Despite healthy reference populations yielding different hs-cTn 99th percentiles between males and females, many algorithms that have been developed for early decision-making have not used the patient’s sex as a variable. The present study findings indicated similar diagnostic performance between presentation hs-cTnI and hs-cTnT concentrations in both the female and male population in the ED for detecting an acute composite cardiac outcome despite the significant age difference between the two groups. This finding reaffirms that cardiac specific and sensitive tests, such as hs-cTnT and hs-cTnI, detect patients in the ED with myocardial injury and who are at an increased risk for an adverse cardiac event.

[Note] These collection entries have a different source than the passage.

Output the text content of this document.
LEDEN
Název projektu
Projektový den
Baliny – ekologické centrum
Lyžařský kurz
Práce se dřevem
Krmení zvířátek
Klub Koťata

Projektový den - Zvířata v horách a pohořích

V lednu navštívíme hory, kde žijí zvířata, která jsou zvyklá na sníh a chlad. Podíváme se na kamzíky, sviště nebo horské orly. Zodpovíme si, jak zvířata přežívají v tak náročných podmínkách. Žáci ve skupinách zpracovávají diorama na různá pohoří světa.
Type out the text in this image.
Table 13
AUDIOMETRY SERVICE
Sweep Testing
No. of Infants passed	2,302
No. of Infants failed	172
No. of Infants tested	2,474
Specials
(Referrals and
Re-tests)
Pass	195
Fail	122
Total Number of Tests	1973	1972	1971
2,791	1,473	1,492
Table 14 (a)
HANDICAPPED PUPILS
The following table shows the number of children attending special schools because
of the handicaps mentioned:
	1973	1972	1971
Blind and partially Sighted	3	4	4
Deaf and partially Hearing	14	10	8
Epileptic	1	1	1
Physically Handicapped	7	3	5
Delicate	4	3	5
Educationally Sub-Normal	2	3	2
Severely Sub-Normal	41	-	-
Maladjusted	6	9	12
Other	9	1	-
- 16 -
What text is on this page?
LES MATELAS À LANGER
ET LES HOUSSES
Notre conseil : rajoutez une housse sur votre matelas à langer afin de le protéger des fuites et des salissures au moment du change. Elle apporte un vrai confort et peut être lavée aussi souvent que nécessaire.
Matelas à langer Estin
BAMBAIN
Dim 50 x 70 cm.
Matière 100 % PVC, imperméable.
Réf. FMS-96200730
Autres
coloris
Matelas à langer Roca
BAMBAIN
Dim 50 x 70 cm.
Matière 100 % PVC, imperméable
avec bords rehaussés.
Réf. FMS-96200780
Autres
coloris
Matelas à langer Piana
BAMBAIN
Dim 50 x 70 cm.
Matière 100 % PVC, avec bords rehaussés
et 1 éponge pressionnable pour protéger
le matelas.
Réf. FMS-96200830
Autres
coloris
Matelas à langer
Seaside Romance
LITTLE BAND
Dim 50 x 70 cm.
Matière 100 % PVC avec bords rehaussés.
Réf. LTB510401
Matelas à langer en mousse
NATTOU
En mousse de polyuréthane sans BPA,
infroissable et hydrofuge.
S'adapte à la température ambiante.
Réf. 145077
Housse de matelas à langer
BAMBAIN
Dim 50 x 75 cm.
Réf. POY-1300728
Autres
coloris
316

The overall finding that there was no difference in hs-cTn concentrations in females vs. males with the composite acute cardiac outcome may support a risk cut-off approach as opposed to one overall cut-off.^5,6

Strengths of our study include employing a composite cardiovascular outcome as the endpoint as opposed to MI alone. MI as an outcome is heavily influenced by the type of cardiac troponin assay used for adjudication and employing the composite cardiovascular outcome mitigates these inherent biases. Another strength is our consecutive patient enrolment and measuring the population with both an hs-cTnI and hs-cTnT assay. Limitations to the present analyses are: the sample sizes for each sex are not equivalent, the length of follow-up of only one-week and the older age of the study cohort. However, as physicians are concerned about identifying patients who are at risk for an event in the short-term, we feel that this time frame fulfils an important clinical gap in a representative population being assessed for ACS. It is worth noting that the objective of the present analysis (i.e. to assess the difference in hs-cTn concentration between males and females with the composite outcome) was not the primary objective in the original study grant (awarded by the Canadian Institutes of Health Research in 2013), and therefore the study was not designed to assess the difference between sexes. A post hoc power calculation indicates that this secondary analysis would require a sample size in excess of 1600 participants. Notwithstanding these limitations, these preliminary data suggest similar diagnostic information for an acute composite cardiac outcome between the sexes with the presentation hs-cTn concentration.